Everyone was equal in the Athenian citizen's assembly he says, where “people’s juries made most laws; jurors were selected by lottery and left to legislate without the guiding hand of any autocratic judge”. We'll set aside whether this is a reliable account of democratic practice in ancient Athens and take it that he supports direct democracy through people's assemblies, presumably expressing their choices through plebiscites, of which Mr Hume repeatedly says he approves.

But wait. After all the quotes from Pericles’ funeral oration, we come to the final chapter in which Hume spells out his idea of democracy. In this we discover that Hume isn't arguing for direct democracy at all. “Such an ancient system could hardly work today” he concludes. “We are no longer dealing with a city state that constitutes a few thousand active citizens.” Which of course is where representative democracy came in.

Suddenly Hume appears to have been arguing all along for an essentially parliamentary form. He says: “There is nothing necessarily wrong with viewing elected MPs as representatives rather than delegated agents of the electorate. It is important that political leaders are able to lead and have minds of their own.” He says he wants our system to be revived by the “Athenian spirit” but gives no concrete proposals as to how to inject this Geist (the German term for “spirit”) into our constitution-free demos.

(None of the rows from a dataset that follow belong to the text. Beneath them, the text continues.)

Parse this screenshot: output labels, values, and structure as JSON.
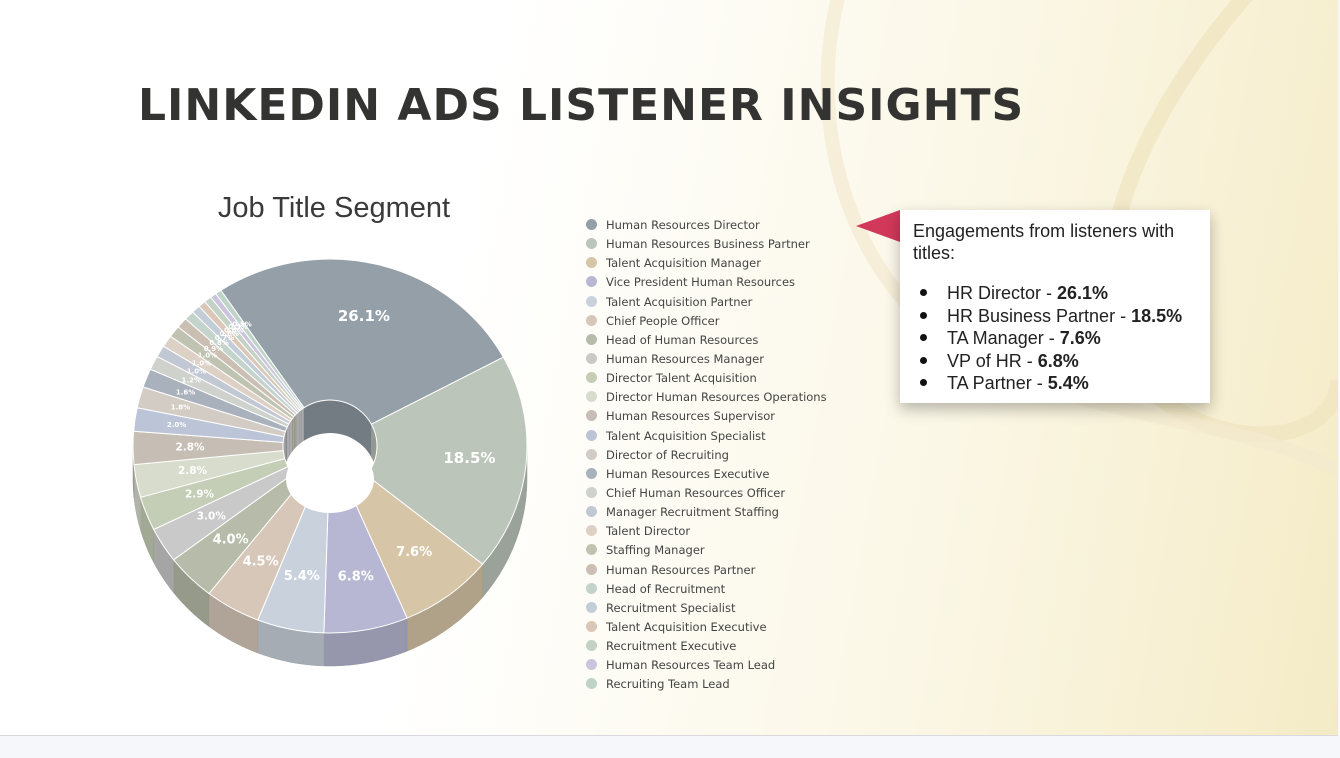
{
  "slide": {
    "title": "LINKEDIN ADS LISTENER INSIGHTS"
  },
  "callout": {
    "intro": "Engagements from listeners with titles:",
    "items": [
      {
        "label": "HR Director",
        "sep": " - ",
        "value": "26.1%"
      },
      {
        "label": "HR Business Partner",
        "sep": " - ",
        "value": "18.5%"
      },
      {
        "label": "TA Manager",
        "sep": " - ",
        "value": "7.6%"
      },
      {
        "label": "VP of HR",
        "sep": " - ",
        "value": "6.8%"
      },
      {
        "label": "TA Partner",
        "sep": " - ",
        "value": "5.4%"
      }
    ],
    "accent_color": "#d1385a"
  },
  "chart_data": {
    "type": "pie",
    "title": "Job Title Segment",
    "hole": true,
    "legend_position": "right",
    "categories": [
      "Human Resources Director",
      "Human Resources Business Partner",
      "Talent Acquisition Manager",
      "Vice President Human Resources",
      "Talent Acquisition Partner",
      "Chief People Officer",
      "Head of Human Resources",
      "Human Resources Manager",
      "Director Talent Acquisition",
      "Director Human Resources Operations",
      "Human Resources Supervisor",
      "Talent Acquisition Specialist",
      "Director of Recruiting",
      "Human Resources Executive",
      "Chief Human Resources Officer",
      "Manager Recruitment Staffing",
      "Talent Director",
      "Staffing Manager",
      "Human Resources Partner",
      "Head of Recruitment",
      "Recruitment Specialist",
      "Talent Acquisition Executive",
      "Recruitment Executive",
      "Human Resources Team Lead",
      "Recruiting Team Lead"
    ],
    "values": [
      26.1,
      18.5,
      7.6,
      6.8,
      5.4,
      4.5,
      4.0,
      3.0,
      2.9,
      2.8,
      2.8,
      2.0,
      1.8,
      1.6,
      1.2,
      1.0,
      1.0,
      1.0,
      0.9,
      0.8,
      0.7,
      0.6,
      0.6,
      0.5,
      0.5
    ],
    "labels": [
      "26.1%",
      "18.5%",
      "7.6%",
      "6.8%",
      "5.4%",
      "4.5%",
      "4.0%",
      "3.0%",
      "2.9%",
      "2.8%",
      "2.8%",
      "2.0%",
      "1.8%",
      "1.6%",
      "1.2%",
      "1.0%",
      "1.0%",
      "1.0%",
      "0.9%",
      "0.8%",
      "0.7%",
      "0.6%",
      "0.6%",
      "0.5%",
      "0.5%"
    ],
    "colors": [
      "#959fa8",
      "#bcc5ba",
      "#d6c5a7",
      "#b7b7d3",
      "#c9d2dc",
      "#d7c7b9",
      "#b7bcaa",
      "#c9c9c9",
      "#c4cdb5",
      "#d7dccd",
      "#c6bdb4",
      "#bcc5d8",
      "#d3ccc4",
      "#a9b2bc",
      "#cfd2cc",
      "#c2c7d4",
      "#ddd1c6",
      "#c0c3b2",
      "#cbbfb3",
      "#c5d3cd",
      "#c3cdd8",
      "#dbc7b8",
      "#c3d2c4",
      "#cac4dc",
      "#bfd4c8"
    ]
  }
}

Now, I enjoy a rant as much as the next man, and Hume makes some good points about the way the working class was scorned by (some) liberal elites and leftists after Brexit. Freedom of speech is under attack on some university campuses where political correctness has, truly, gone mad. But you can't just spend 80,000 words destroying an army of straw men, berating social democrats and attacking representative democracy as a sham, and then have precisely nothing coherent to say about how to reform it.

Someone at Collins should have got him down from his high horse for two minutes and asked him exactly what this book is about. “In God's name, Mr Hume, what are you trying to SAY?”